Now the nationalism that glues these failed Arab states together is one that is largely acknowledged, but the necessity of a strong man to hold these states together gets less respect.
Just think though: Strong men can earn the rent that Arab states get from IGOs by more easily being able to eliminate or suppress factions that do not wish to go along with renting the services that IGOs provide (loans, military support, etc.).
A democracy, on the other hand, is designed to incorporate as many factions within a society as possible into the political framework of a state. Democracies are less predictable than autocracies. For IGOs – created by, and for, already established democracies – this lack of predictability is unwelcome.
It is important to note that there is no explicit animosity directed towards Arab democracy from IGOs. The inability of IGOs to incorporate fledgling Arab democracies is built in to their systems. IGOs are always at the forefront of calling for free and fair elections in Arab states, for example, but institutions like the UN were implemented for a different world. Great Britain and France had overseas colonies in 1945. There were two Germanies when the UN was chartered and no academic programs devoted to exploring “post-socialism.”
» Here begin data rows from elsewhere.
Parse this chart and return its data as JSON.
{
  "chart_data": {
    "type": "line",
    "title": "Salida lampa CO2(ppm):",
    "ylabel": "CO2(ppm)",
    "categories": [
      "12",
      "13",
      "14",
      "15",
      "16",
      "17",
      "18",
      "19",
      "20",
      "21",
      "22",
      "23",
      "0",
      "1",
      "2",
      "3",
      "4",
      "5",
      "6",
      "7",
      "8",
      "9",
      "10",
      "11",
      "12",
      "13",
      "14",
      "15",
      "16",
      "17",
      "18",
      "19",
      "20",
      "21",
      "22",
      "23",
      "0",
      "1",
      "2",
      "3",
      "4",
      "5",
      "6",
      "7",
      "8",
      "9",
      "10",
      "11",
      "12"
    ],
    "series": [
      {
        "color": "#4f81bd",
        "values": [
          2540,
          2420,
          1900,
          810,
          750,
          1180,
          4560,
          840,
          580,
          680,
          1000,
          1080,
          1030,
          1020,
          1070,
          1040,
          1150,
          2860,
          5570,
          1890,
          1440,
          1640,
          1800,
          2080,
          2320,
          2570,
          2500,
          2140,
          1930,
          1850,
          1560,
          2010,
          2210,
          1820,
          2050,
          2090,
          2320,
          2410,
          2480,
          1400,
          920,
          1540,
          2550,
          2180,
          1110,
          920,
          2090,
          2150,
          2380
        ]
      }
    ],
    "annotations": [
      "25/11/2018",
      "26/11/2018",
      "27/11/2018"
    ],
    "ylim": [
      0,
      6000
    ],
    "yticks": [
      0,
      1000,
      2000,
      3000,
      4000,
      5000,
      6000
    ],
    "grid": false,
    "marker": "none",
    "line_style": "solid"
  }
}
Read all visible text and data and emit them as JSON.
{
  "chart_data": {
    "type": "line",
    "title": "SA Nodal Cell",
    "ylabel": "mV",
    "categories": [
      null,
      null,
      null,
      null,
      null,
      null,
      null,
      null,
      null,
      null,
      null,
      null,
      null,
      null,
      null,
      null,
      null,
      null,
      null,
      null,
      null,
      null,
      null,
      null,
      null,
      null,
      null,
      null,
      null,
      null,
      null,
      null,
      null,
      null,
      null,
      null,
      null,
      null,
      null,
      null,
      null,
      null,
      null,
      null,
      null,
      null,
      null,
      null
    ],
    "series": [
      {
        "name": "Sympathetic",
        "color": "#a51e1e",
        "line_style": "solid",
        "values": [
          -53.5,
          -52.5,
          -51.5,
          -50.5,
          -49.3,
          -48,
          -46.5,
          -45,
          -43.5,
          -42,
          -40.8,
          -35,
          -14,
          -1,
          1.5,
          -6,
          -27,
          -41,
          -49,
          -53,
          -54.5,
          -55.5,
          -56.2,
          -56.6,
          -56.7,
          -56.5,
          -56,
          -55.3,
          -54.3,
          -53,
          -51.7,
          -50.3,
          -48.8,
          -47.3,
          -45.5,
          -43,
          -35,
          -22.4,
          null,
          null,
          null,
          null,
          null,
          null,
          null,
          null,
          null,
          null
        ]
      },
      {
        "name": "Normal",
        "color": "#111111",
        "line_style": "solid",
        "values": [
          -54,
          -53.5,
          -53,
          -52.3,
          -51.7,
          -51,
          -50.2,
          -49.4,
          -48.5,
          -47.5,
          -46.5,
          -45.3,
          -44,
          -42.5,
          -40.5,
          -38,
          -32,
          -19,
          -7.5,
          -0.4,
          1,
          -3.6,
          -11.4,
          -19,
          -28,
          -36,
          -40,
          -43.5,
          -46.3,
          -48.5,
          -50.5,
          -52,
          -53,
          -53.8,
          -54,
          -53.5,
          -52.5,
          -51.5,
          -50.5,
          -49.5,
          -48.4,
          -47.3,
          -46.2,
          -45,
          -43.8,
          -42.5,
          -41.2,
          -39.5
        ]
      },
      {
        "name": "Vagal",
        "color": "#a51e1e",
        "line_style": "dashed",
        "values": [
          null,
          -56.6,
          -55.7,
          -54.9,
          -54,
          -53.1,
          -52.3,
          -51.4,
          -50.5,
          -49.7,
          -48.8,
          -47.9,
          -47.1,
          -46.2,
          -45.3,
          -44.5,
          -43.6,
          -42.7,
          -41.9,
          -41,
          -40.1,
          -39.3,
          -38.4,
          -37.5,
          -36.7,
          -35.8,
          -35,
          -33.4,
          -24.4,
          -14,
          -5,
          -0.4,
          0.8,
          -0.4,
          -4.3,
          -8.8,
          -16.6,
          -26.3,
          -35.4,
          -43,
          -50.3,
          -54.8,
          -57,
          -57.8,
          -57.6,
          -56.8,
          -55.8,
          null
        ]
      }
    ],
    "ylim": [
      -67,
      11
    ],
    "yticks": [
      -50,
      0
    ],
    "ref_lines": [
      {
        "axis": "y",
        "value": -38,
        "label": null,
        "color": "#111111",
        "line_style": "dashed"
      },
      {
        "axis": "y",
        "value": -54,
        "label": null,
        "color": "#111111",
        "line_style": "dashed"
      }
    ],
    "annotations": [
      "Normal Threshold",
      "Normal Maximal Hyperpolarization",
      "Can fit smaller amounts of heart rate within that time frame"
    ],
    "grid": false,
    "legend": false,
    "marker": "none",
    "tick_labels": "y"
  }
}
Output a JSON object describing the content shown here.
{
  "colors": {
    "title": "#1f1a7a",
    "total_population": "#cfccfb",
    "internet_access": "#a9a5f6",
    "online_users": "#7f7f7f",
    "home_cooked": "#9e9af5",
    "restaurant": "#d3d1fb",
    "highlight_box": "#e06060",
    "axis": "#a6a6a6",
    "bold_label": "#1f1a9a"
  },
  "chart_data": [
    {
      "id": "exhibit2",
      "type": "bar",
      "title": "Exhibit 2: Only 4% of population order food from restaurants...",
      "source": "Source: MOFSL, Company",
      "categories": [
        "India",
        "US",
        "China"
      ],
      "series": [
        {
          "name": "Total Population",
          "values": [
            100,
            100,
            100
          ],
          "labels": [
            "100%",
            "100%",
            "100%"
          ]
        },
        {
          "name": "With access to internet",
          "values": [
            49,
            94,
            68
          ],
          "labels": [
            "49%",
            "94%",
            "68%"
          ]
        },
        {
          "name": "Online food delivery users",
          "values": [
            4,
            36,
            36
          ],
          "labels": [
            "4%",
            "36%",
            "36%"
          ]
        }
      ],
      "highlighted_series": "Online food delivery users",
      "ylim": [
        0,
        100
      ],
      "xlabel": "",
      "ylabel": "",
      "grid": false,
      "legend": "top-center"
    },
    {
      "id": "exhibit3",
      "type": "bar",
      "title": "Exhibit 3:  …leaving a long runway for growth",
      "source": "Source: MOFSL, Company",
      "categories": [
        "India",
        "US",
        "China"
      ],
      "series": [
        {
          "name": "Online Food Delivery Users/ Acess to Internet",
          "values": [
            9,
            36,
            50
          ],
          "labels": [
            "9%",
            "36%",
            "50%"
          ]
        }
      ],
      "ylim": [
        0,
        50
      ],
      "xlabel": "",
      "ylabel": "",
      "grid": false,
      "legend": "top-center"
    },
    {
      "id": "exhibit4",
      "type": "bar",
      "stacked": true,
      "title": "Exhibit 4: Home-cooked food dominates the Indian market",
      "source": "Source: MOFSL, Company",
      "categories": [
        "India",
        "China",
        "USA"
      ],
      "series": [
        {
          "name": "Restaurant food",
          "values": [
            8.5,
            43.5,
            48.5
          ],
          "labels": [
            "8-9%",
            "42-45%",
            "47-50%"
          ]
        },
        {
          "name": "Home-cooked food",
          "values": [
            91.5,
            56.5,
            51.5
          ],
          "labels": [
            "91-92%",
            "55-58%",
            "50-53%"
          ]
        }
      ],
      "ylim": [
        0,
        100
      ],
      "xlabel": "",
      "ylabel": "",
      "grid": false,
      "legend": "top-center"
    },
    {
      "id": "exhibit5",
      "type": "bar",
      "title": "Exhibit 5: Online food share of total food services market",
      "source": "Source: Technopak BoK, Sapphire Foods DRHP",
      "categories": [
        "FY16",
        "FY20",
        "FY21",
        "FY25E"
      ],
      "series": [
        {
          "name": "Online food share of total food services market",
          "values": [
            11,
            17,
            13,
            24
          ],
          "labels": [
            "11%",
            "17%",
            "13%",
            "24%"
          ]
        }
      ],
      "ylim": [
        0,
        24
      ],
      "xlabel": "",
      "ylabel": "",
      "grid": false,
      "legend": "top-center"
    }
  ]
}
Delving into why IGOs are structurally unable to support democratic initiatives in the Arab world is far beyond the scope of this post, and I think Khouri’s focus on the failures of the state is a big step in the right direction. However, if frustrated reformers wish to better understand the plight of democracy in their societies, it will not be enough to blame the autocrats who have been smart enough and ruthless enough to game the international state system that Arab states participate in.